Peter,

I don't know anything about Tex/Latex, but I had a similar question
generating infobases( a proprietary binary format) out of xml.  This
requires a command line tool to do the conversion from a text format (fff)
to a binary file.  This was just a development tool, didn't go to
production, but  the coding required was minimal. 
I used  xslt to generate the text format from the source xml (tex in your
case), then used the source writing transformer (actually a simplified
version of it that is sax based and only writes entire files), to write the
text file out to the filesystem (The command line tool requires a file to
operate on).  My serializer then blocked the output of the source writing
transformer and read it to get the name of the file , and did a
Runtime.getRuntime().exec(cmd) out to dos to run the converter, and then
sent the content generated from the dos command back to the user via the
serializers output stream.  If Latex has an api that could accept/return a
stream from your serializer, that would save writing anything to the
filesystem.  

Something similar to this could work for Latex, not sure how the performance
would be, but the coding is easy.  

Roger

-----Original Message-----
From: Peter Flynn [mailto:[EMAIL PROTECTED] 
Sent: Tuesday, June 10, 2003 7:52 PM
To: [EMAIL PROTECTED]
Subject: Re: TeX to PDF serializator


On Tue, 2003-06-10 at 23:57, Andre Thenot wrote:
> On Tuesday, June 10, 2003, at 06:37 PM, Peter Flynn wrote:
> 
> > In any case, it shouldn't be specific to LaTeX. All we need is an 
> > ability of Cocoon to spawn an external process and serve the result 
> > back to the user with a defined media type.
> 
> There's a _big_ problem with this: how do I apply a transformer
> on an external process? I cant!

You don't, and you don't need to. All you need to do is transform the XML
using an XSLT text-mode stylesheet and feed the *output* to LaTeX, then pass
the resulting PDF back to the user.

This is the same concept as transforming XML to FO and
passing the result through a FO processor and passing the resulting PDF back
to the user.

> For your use (reading and serving), you could write a servlet
> (or even use a plain web server, for that matter).
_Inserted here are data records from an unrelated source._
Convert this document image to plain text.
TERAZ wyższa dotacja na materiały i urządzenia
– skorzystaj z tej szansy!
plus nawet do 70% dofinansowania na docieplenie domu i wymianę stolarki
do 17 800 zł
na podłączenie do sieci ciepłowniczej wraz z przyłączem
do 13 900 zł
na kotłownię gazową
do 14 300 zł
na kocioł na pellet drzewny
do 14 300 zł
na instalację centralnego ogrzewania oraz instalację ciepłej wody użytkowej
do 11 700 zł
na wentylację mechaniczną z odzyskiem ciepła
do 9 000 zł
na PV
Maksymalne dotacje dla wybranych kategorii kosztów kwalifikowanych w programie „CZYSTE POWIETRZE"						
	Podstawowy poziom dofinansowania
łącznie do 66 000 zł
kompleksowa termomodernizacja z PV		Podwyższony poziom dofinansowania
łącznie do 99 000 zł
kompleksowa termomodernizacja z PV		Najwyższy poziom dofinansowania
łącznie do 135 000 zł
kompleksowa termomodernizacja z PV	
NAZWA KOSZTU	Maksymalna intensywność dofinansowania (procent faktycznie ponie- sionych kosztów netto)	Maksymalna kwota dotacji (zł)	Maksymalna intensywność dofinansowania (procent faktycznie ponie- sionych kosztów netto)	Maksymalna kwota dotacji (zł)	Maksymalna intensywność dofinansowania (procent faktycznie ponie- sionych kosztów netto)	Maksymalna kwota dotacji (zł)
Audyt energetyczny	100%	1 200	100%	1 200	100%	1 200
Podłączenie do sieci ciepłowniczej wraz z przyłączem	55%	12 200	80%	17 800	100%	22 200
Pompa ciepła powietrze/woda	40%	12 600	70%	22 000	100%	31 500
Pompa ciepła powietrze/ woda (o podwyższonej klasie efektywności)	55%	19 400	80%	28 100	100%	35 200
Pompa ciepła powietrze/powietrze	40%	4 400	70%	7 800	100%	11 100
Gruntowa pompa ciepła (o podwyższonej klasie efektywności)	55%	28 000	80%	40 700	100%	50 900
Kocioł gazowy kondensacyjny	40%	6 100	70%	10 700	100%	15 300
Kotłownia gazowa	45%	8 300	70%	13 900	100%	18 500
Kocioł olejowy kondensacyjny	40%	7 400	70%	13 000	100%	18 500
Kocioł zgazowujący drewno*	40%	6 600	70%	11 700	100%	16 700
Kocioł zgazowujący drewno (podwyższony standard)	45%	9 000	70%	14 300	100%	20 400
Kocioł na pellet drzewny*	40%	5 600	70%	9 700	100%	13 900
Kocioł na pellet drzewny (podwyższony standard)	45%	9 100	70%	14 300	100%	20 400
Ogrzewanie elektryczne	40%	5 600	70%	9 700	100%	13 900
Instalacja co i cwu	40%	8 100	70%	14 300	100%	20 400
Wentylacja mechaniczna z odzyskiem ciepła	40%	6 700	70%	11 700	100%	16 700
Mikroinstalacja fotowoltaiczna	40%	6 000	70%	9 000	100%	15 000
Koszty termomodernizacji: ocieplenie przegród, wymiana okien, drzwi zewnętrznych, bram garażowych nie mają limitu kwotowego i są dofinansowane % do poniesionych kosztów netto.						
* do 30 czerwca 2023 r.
I'd rather use Cocoon to manage the process.

> Cocoon is an *XML* publishing framework. Except for the initial
> input and final output, everything MUST be XML.

I think this is more of a religious argument than a practical one.

The problem is that the typographic quality of FO processors is extremely
poor compared with LaTeX, and there seems little point in constantly
reinventing the wheel by writing vastly complex XSL 
to output PDF when the job can be done more simply and accurately and
efficiently by outputting LaTeX from XSLT.

I'm astonished that the authors of FO processors have not learned from 25
years of automated typesetting using LaTeX. 

> I remember reading about TeXML a little while ago; I don't know
> how broad it is or even if it's still alive.

When it's better developed that would answer the case, as it would accept
XML as input and emit PDF as output, same as FOP.